We stayed with friends of John in Seattle, and I realized

that he and I were part of a subculture, of people who read books,

bought art, cooked gourmet food, listened to classical music and jazz

on public radio, drank wine and imported beer, or beer from microbreweries,

drank drip-grind coffee made from fresh-roasted beans, liked natural materials

like cork and leather and wood, not formica, not linoleum, not plastic.

We wore natural fibers.  Linen, wool, cotton, silk.  Not nylon, rayon,

polyester.  We drove imported cars or old jalopies.  Pickup trucks

instead of mini-vans.  This was before SUVs and massive 4x4s.

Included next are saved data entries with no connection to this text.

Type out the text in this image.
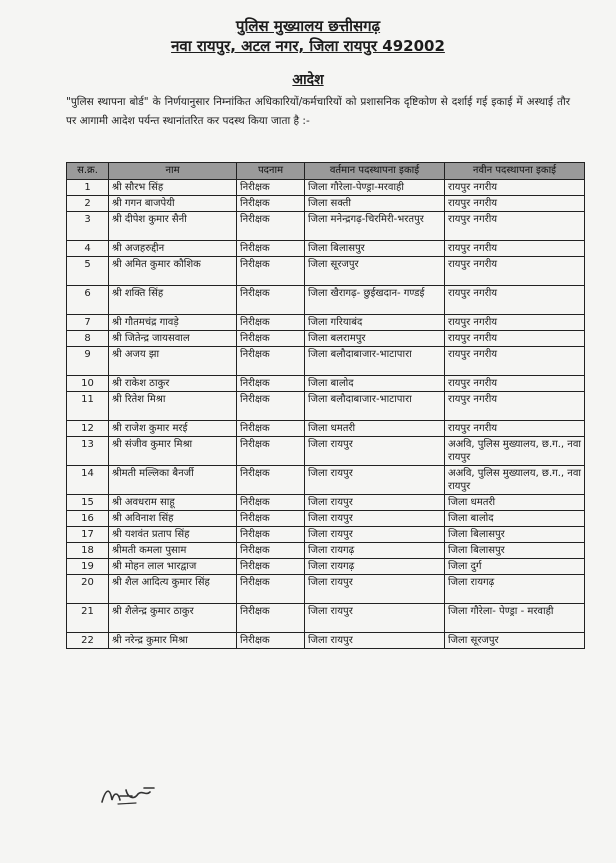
पुलिस मुख्यालय छत्तीसगढ़
नवा रायपुर, अटल नगर, जिला रायपुर 492002
आदेश
"पुलिस स्थापना बोर्ड" के निर्णयानुसार निम्नांकित अधिकारियों/कर्मचारियों को प्रशासनिक दृष्टिकोण से दर्शाई गई इकाई में अस्थाई तौर पर आगामी आदेश पर्यन्त स्थानांतरित कर पदस्थ किया जाता है :-
स.क्र.	नाम	पदनाम	वर्तमान पदस्थापना इकाई	नवीन पदस्थापना इकाई
1	श्री सौरभ सिंह	निरीक्षक	जिला गौरेला-पेण्ड्रा-मरवाही	रायपुर नगरीय
2	श्री गगन बाजपेयी	निरीक्षक	जिला सक्ती	रायपुर नगरीय
3	श्री दीपेश कुमार सैनी	निरीक्षक	जिला मनेन्द्रगढ़-चिरमिरी-भरतपुर	रायपुर नगरीय
4	श्री अजहरुद्दीन	निरीक्षक	जिला बिलासपुर	रायपुर नगरीय
5	श्री अमित कुमार कौशिक	निरीक्षक	जिला सूरजपुर	रायपुर नगरीय
6	श्री शक्ति सिंह	निरीक्षक	जिला खैरागढ़- छुईखदान- गण्डई	रायपुर नगरीय
7	श्री गौतमचंद्र गावड़े	निरीक्षक	जिला गरियाबंद	रायपुर नगरीय
8	श्री जितेन्द्र जायसवाल	निरीक्षक	जिला बलरामपुर	रायपुर नगरीय
9	श्री अजय झा	निरीक्षक	जिला बलौदाबाजार-भाटापारा	रायपुर नगरीय
10	श्री राकेश ठाकुर	निरीक्षक	जिला बालोद	रायपुर नगरीय
11	श्री रितेश मिश्रा	निरीक्षक	जिला बलौदाबाजार-भाटापारा	रायपुर नगरीय
12	श्री राजेश कुमार मरई	निरीक्षक	जिला धमतरी	रायपुर नगरीय
13	श्री संजीव कुमार मिश्रा	निरीक्षक	जिला रायपुर	अअवि, पुलिस मुख्यालय, छ.ग., नवा रायपुर
14	श्रीमती मल्लिका बैनर्जी	निरीक्षक	जिला रायपुर	अअवि, पुलिस मुख्यालय, छ.ग., नवा रायपुर
15	श्री अवधराम साहू	निरीक्षक	जिला रायपुर	जिला धमतरी
16	श्री अविनाश सिंह	निरीक्षक	जिला रायपुर	जिला बालोद
17	श्री यशवंत प्रताप सिंह	निरीक्षक	जिला रायपुर	जिला बिलासपुर
18	श्रीमती कमला पुसाम	निरीक्षक	जिला रायगढ़	जिला बिलासपुर
19	श्री मोहन लाल भारद्वाज	निरीक्षक	जिला रायगढ़	जिला दुर्ग
20	श्री शैल आदित्य कुमार सिंह	निरीक्षक	जिला रायपुर	जिला रायगढ़
21	श्री शैलेन्द्र कुमार ठाकुर	निरीक्षक	जिला रायपुर	जिला गौरेला- पेण्ड्रा - मरवाही
22	श्री नरेन्द्र कुमार मिश्रा	निरीक्षक	जिला रायपुर	जिला सूरजपुर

Maybe an old station wagon.  We watched art films and went to

concerts and poetry readings and live stage-plays and hootenannies.

We shopped at farmers’ markets.  We ate organic peanut butter

and homemade jam.  On whole-grain bread.

This was before Julia Child.  This was before

nouvelle cuisine.  We made our own pasta.

We were a counterculture.  We had a history.

We’d been in place since Woodstock and Haight-Ashbury,

and even before that in places like Greenwhich Village,

Old Town in Key West, the French Quarter in New Orleans.

Whatever the mainstream culture was doing we weren’t interested.

We didn’t watch television.  We had kids but we camped with them,

or went on hikes, or hunted and fished, or played music, or listened to

them play, we kept them supplied with art supplies, we shopped in Goodwill stores,

we camped with Army surplus tents and sleeping bags, we taught them to cook.

We taught them to tell stories.  What happened to us?  We’re still here.

We’re still out there.  Where would be go?  This is our country too.

It’s not all Morning Joe.  It’s Chanticleer, crowing from his dung-heap.

It’s reading Thoreau.  Melville.  Whitman.

William Carlos Williams.

Against the grain is in

the American grain.

Also, the pure products of

America go crazy.  These are not

mutually exclusive.  They are complementary.